The national debt isn’t a sexy issue in contemporary American politics, but this topic should matter to all of us. America’s debt, at over $20 trillion, hinders economic growth and raises the cost of loans. Our future and our children’s future has been mortgaged in order for former Presidents George Bush and Barack Obama to buy votes.
President Bush’s wars in Iraq and Afghanistan have costed us nearly $5 trillion as of 2016, according to the Military Times. President Obama’s multi-trillion dollar stimulus package in after the great recession further contributed to America’s ballooning deficit. Eventually, someone will have to pay this debt.
We need to be responsible and pay off the debt rather than leave this burden for the next generation. We need to stop believing the lies of politicians who promise us everything but don’t answer questions on funding.
President Trump and Speaker of the House of Representatives Paul Ryan have agreed to a budget that the LA Times projects will increase the national debt by $2 trillion over the next decade compared to existing law. While the budget includes reductions in social spending and includes $1.5 trillion in tax cuts that will help job growth, the current administration’s borrowing is irresponsible at the present rate.
Run on tax cuts, spend cuts, balance the budget, but only run on tax cuts is a recurring pattern among Republicans. Republicans know that they will not be able to cut social programs, or they will quickly realize that they cannot.
This has been the pattern since President Reagan was elected in 1980. To maintain fiscal solvency without crippling tax increases, Republicans need to accept reductions in defense spending. They must also consider cutting any kind of spending, including funding for veterans. Democrats will need to give up their model of tax-and-spend, and they must accept that new programs are unfeasible. We will need to look at eliminating entire departments, such as the Department of Education.
We should ask what programs should be cut and which programs are sustainable. Individual Retirement Account (IRA) funds accumulate an average interest of 7 percent per annum – much more than the 1.5 percent that Social Security accumulates. Furthermore, the program has grown more expensive over time because the average American life expectancy is much higher than when Social Security was implemented in 1937.
The Cato Institute claims 14 percent from your wages goes solely to funding Social Security each year.

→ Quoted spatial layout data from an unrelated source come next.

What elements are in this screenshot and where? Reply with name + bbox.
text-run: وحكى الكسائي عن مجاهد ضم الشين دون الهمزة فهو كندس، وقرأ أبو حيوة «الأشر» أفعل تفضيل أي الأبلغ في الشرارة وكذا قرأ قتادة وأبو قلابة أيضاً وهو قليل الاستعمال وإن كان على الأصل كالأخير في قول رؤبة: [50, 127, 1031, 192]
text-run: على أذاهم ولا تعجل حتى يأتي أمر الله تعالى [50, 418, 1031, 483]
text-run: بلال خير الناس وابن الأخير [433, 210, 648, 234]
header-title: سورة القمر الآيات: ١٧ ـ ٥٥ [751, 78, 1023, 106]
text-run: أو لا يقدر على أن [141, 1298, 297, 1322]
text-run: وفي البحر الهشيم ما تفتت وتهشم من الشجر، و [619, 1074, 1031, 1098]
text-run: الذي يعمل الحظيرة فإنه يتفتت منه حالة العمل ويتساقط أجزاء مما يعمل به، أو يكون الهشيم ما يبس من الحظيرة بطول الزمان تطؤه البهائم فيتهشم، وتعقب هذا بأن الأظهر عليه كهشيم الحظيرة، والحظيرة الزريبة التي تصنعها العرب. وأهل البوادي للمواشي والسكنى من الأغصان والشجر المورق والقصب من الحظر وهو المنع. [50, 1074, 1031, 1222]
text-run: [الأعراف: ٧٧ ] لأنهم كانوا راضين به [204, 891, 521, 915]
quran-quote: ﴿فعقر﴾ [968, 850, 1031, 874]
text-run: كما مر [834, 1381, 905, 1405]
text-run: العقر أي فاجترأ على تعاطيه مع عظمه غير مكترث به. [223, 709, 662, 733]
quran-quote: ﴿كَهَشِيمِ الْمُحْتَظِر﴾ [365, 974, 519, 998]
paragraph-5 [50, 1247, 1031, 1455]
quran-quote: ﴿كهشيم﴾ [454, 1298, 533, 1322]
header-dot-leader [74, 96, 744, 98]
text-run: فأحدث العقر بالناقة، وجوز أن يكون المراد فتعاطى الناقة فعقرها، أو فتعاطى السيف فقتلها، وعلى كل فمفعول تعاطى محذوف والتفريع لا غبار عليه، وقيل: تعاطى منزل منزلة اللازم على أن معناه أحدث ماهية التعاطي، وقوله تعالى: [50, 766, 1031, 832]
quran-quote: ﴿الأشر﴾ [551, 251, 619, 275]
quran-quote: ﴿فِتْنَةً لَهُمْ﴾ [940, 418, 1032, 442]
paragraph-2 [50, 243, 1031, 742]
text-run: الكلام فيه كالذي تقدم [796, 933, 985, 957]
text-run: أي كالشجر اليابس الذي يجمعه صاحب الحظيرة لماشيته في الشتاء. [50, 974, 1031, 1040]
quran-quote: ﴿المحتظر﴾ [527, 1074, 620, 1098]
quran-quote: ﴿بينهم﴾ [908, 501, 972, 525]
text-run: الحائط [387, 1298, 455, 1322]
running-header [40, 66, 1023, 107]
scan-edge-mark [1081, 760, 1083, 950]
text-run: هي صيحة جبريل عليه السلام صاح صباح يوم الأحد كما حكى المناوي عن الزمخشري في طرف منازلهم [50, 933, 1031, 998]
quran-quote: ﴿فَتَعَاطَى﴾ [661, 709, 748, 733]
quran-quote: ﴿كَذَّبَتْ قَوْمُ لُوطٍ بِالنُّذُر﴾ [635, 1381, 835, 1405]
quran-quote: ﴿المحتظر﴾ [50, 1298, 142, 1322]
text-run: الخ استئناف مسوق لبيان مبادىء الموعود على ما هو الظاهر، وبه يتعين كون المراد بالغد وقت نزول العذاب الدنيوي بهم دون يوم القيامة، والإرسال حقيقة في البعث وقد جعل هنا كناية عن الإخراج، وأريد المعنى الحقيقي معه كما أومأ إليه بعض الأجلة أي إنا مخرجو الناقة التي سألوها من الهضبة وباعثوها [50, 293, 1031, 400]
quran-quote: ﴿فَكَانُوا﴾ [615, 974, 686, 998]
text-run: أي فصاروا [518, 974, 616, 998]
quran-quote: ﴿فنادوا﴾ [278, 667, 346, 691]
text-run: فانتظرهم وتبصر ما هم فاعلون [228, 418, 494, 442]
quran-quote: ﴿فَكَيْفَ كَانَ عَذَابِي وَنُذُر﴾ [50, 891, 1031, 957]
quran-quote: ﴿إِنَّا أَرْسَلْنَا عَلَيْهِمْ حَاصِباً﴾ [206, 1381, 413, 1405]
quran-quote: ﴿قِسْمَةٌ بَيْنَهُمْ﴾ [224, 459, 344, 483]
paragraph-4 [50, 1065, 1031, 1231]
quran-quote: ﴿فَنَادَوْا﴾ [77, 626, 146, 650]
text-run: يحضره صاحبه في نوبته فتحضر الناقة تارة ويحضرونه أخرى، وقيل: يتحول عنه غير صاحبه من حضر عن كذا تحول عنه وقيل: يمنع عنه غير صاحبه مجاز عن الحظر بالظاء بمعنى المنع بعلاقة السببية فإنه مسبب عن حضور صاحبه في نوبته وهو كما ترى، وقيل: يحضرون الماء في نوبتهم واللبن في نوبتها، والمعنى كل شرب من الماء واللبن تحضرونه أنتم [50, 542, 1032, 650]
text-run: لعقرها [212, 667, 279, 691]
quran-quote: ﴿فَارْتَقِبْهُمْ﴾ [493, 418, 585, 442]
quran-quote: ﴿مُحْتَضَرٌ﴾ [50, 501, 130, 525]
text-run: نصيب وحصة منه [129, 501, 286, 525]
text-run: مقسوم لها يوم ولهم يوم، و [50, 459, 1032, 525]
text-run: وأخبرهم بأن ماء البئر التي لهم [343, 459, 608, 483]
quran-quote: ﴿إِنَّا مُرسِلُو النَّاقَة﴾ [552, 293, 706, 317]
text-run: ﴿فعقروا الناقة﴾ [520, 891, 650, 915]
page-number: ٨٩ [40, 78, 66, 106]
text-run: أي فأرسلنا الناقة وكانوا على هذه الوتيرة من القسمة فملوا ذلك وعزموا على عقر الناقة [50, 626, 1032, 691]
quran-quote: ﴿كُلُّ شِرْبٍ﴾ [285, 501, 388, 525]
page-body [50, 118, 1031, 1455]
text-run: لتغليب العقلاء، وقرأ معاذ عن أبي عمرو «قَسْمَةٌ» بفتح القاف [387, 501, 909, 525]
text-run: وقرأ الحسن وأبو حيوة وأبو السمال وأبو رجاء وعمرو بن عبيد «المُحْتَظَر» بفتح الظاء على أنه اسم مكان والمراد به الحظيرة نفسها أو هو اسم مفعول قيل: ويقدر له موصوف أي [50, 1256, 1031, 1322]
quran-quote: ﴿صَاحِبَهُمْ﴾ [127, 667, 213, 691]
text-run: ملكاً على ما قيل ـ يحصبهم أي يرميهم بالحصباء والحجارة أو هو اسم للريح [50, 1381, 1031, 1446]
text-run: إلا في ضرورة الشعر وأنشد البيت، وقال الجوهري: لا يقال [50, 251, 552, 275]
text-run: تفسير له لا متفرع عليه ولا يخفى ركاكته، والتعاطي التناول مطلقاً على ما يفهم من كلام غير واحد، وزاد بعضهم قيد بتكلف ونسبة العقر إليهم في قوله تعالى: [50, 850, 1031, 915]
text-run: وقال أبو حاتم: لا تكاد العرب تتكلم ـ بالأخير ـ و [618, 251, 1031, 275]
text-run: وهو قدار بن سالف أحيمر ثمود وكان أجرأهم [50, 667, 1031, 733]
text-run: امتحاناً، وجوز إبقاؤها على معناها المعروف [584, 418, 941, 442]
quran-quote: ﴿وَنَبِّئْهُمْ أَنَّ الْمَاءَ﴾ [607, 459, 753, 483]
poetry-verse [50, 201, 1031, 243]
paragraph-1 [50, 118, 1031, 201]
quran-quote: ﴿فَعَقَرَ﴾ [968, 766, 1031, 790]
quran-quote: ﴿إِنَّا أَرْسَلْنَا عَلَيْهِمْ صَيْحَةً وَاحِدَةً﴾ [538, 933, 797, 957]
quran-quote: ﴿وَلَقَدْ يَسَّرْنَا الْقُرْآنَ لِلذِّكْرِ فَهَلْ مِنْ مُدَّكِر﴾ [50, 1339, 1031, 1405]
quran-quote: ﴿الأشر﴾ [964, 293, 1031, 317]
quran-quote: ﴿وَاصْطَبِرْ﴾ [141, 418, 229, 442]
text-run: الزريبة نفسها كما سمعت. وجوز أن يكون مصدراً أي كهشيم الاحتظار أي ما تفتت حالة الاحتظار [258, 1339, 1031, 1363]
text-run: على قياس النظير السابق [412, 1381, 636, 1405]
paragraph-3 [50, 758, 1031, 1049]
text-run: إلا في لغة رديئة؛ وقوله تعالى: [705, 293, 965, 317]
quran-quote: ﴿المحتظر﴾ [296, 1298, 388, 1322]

Replacing the current model of Social Security with a system of mandatory retirement accounts would allow younger workers to save more money and access money more easily if needed.
Alone, tax increases aren’t going to successfully cut the debt. In fact, there are plenty of arguments to suggest that tax increases would stall economic growth. Instead, implementing tax cuts will take less money from corporations, which would leave more leftover money for investment.
Investment money could increase productivity if it is used to upgrade equipment and to hire additional workers, like with the Kennedy and Johnson tax cuts of the 1960s and the Reagan tax cuts of the 1980s. In these cases, U.S. corporate tax rates were cut below the average for developed countries which led many companies to expand business.
However, other countries quickly followed suit; now, the nominal corporate tax rate and the corporate effective tax rate (the actual amount of taxes paid after deductions), of the U.S. is one of the highest in the developed world, according to a Congressional Budget Office report from March 2017.
The best way for the U.S. to increase its competitiveness and to ensure quality American jobs for future generations is to reduce the mountain of debt, to allow individuals to keep more of their money, and to scale back government intervention in the economy. Then, America will have a sustainable future.